In December 2023, at the United Nation’s COP28 climate change conference in Dubai, 25 governments signed the Declaration to Triple Nuclear Energy, committing themselves to supporting a global goal of tripling nuclear capacity by 2050.¹¹ An additional six governments joined the declaration at COP29 in Baku, Azerbaijan, and two more joined at COP30 in Belem, Brazil. The signatories to the declaration are: Armenia, Bulgaria, Canada, Croatia, Czech Republic, El Salvador, Finland, France, Ghana, Hungary, Jamaica, Japan, Kazakhstan, Kenya, Republic of Korea, Kosovo, Moldova, Mongolia, Morocco, Netherlands, Nigeria, Poland, Romania, Slovakia, Slovenia, Sweden, Turkey, Ukraine, United Arab Emirates, UK, and the USA.

The declaration recognized the key role of nuclear energy in achieving global net-zero greenhouse gas emissions by 2050, which would be needed to keep the goal of limiting global temperature increases to 1.5 °C within reach. The declaration also recognized nuclear energy’s role in supplying clean dispatchable baseload power, thereby strengthening energy security.
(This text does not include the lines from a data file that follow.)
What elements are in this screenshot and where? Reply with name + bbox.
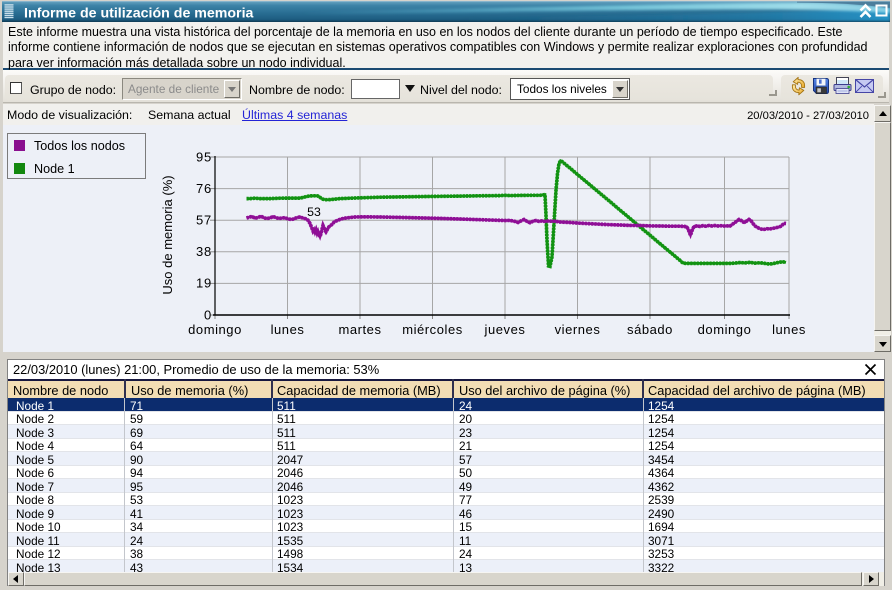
svg-text:95: 95	[196, 149, 212, 164]
svg-text:lunes: lunes	[772, 322, 806, 337]
svg-text:miércoles: miércoles	[402, 322, 463, 337]
svg-text:57: 57	[196, 213, 212, 228]
svg-text:domingo: domingo	[188, 322, 242, 337]
svg-text:53: 53	[307, 205, 321, 219]
svg-text:19: 19	[196, 276, 212, 291]
svg-text:lunes: lunes	[271, 322, 305, 337]
svg-text:76: 76	[196, 181, 212, 196]
svg-text:38: 38	[196, 244, 212, 259]
svg-text:0: 0	[204, 307, 212, 322]
svg-text:martes: martes	[338, 322, 381, 337]
svg-text:viernes: viernes	[555, 322, 601, 337]
svg-text:sábado: sábado	[627, 322, 673, 337]
svg-text:domingo: domingo	[698, 322, 752, 337]
svg-text:Uso de memoria (%): Uso de memoria (%)	[160, 175, 175, 294]
svg-text:jueves: jueves	[484, 322, 526, 337]
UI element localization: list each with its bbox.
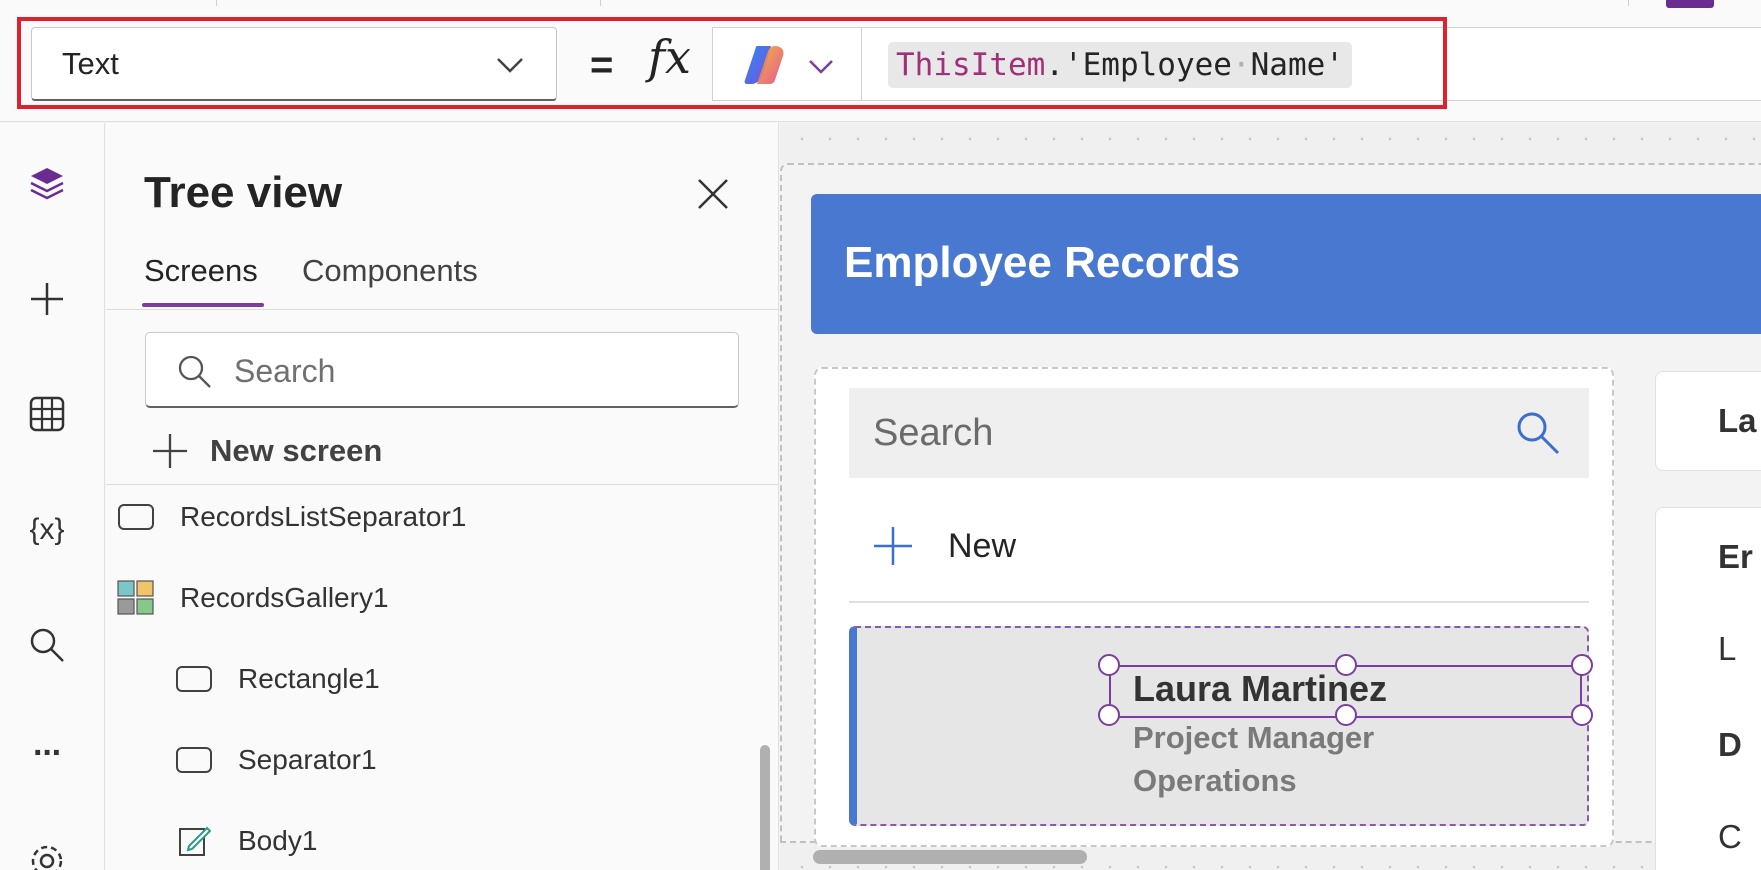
new-record-button[interactable]: New xyxy=(872,521,1016,571)
top-toolbar-edge xyxy=(0,0,1761,10)
detail-field-fragment: L xyxy=(1718,630,1737,667)
resize-handle[interactable] xyxy=(1335,654,1357,676)
edit-text-icon xyxy=(174,824,214,858)
new-label: New xyxy=(948,526,1017,565)
tree-node-label: Separator1 xyxy=(238,744,377,775)
close-icon[interactable] xyxy=(694,175,732,213)
tab-screens[interactable]: Screens xyxy=(144,253,258,289)
rectangle-icon xyxy=(116,500,156,534)
design-canvas: Employee Records Search New Laura Martin… xyxy=(780,123,1761,870)
search-icon[interactable] xyxy=(24,622,70,668)
active-tab-indicator xyxy=(1666,0,1714,8)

Also at COP28, 130 nuclear companies signed a pledge to support the tripling nuclear goal. Then at New York Climate Week 2024, 14 financial institutions declared their support and discussed how the finance sector could contribute to nuclear achieving the tripling goal. Later, at CERAWeek 2025 in Houston, Texas in March 2025, 14 companies representing large energy users also expressed their support for a tripling of nuclear capacity by 2050.

The target set in the governmental Declaration to Triple Nuclear Energy is based on a baseline of nuclear capacity in 2020, when operable nuclear capacity was 393 GWe. A tripling of this capacity would require operable capacity to reach nearly 1200 GWe by 2050. In the following chapters we review the technologies that will be used to meet these capacity goals. We will also review current nuclear capacity targets set by governments and examine whether, at a national level, there is sufficient ambition to meet the global tripling goal.